Но где именно? Вкусы Оруэлла формировались в среде, которая если и не была полностью однородной, то стремилась к общим стандартам и эстетической общности. Литературный ландшафт 1930-х годов был гораздо более подвержен расколам и разногласиям. Это был мир напряженных сражений между традиционалистами и модернистами, между высоколобыми и низкопробными, между прогрессом и реакцией, в котором вся идея культуры начала оспариваться в соответствии с теоретическими принципами, которые просто не были доступны тридцать или даже двадцать лет назад. Многое из этого, неизбежно, было связано с политикой. В эссе "Почему я пишу", написанном много лет спустя, Оруэлл вспоминает карикатуру из Punch, в которой "невыносимый юноша" с литературными устремлениями, спрошенный родственницей о его теме, отвечает: "Моя дорогая тетя, ни о чем нельзя писать. Мы просто пишем". В 1930-е годы все чаще писали, чтобы доказать свою точку зрения. Одной из главных особенностей литературной сцены, на которой дебютировал Оруэлл, была ее абсолютная спорность, своего рода вечная зона боевых действий, в которой полдюжины противоборствующих альянсов обстреливали друг друга.

Неизбежно, многие из участников сражения вернулись в предыдущее десятилетие. Блумсбери - его принципы теперь стали достоянием общественности благодаря знаменитому эссе Раймонда Мортимера "Dial" 1929 года - и Ситвеллы все еще были сильны. Слухи о модернизме донесли до широкой читающей публики Джойс и Элиот. Под этими олимпийскими вершинами располагались силы консерватизма книжного мира: георгианские поэты; беллетристы и легкие эссеисты популярных газет; ультрареакционный "Лондонский Меркурий" Дж. К. Сквайра; апологеты католицизма из школы Честертона и Беллока. В идеологическом плане это было начало "розового десятилетия", во главе которого стояли леволиберальные бывшие школьники, такие как У. Х. Оден, Кристофер Ишервуд и Стивен Спендер, но в его рядах нашлось место и для писателей из рабочего класса, приносивших депеши с промышленного севера. Между тем, всегда существовал огромный круг читателей среднего уровня (и среднего класса), которые с удовольствием покупали бестселлеры, рецензируемые каждые выходные в Sunday Times и Observer, не проявляя особого интереса к политическим и культурным столкновениям, происходящим над их головами. Для образцового покупателя "Добрых компаньонов" и "Тротуара ангела" радикализм Пристли был бы гораздо менее важен, чем диккенсовская традиция, в которой он покоился.
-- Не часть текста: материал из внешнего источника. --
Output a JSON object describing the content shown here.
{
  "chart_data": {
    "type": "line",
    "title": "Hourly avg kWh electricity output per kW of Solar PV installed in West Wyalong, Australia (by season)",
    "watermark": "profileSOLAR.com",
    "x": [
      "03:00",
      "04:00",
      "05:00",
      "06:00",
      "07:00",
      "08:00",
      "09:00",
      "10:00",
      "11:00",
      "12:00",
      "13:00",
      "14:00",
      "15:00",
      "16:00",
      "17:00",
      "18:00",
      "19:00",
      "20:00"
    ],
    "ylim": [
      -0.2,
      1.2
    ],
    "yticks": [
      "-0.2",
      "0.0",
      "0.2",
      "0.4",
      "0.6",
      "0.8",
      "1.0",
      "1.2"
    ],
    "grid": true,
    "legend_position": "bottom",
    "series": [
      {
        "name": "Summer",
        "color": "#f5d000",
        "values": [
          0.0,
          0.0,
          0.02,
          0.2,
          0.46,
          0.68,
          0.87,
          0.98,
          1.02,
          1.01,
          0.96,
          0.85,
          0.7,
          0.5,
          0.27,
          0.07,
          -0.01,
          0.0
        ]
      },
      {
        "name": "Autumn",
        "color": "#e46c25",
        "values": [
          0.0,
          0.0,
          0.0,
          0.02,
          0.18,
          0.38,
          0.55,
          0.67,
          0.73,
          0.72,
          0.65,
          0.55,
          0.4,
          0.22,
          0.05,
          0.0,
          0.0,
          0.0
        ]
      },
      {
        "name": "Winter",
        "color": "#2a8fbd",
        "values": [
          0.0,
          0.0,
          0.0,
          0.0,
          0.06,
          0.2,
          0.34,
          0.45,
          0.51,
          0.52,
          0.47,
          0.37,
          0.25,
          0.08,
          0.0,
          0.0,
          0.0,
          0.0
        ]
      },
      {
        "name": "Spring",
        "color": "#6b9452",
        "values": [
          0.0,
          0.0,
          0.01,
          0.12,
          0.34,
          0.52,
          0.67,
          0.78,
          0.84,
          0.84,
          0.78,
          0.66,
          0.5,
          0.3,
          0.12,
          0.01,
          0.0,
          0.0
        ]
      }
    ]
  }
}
Оруэлл сидит под косым углом к этой панораме талантов начала 1930-х годов. Он восхищался стихами Элиота и был одержим Джойсом, который стал предметом нескольких восторженных писем к Бренде в течение 1933 года. В то же время большая часть его критического рвения была посвящена писателям предыдущего литературного поколения - а в некоторых случаях и поколения после него. Как бы он ни увлекался экспериментальными приемами "Улисса", некоторые из которых вскоре войдут в "Дочь священника", его высказывания о том, как должны быть написаны романы, почти всегда подчеркивали более спокойное удовлетворение от сюжета, темпа и характеристики. Точно так же он уже стал поклонником того, что он окрестил "хорошей плохой книгой", романов, которые изобилуют структурными недостатками и несоответствиями, но добиваются успеха за счет энергичности композиции или новизны сюжета. Все это делает его идиосинкратическим критиком: непредсказуемым, никогда не послушным, (относительно) широким, трудноуловимым. Что касается борьбы группировок, которая стала типичной для литературного мира до 1939 года, эпохи, когда ось Спендер-Ауден-Ишервуд была обвинена Ивлином Во в том, что они "объединились и захватили десятилетие", Оруэлл в это время ограничивался эпизодическими выступлениями в "Адельфи", "Нью Стейтсмен", "Нейшн" и "Нью Инглиш Уикли". Хотя он был далеко не без друзей, он оставался относительным аутсайдером, терпеливо пробирающимся по задворкам основного литературного мира.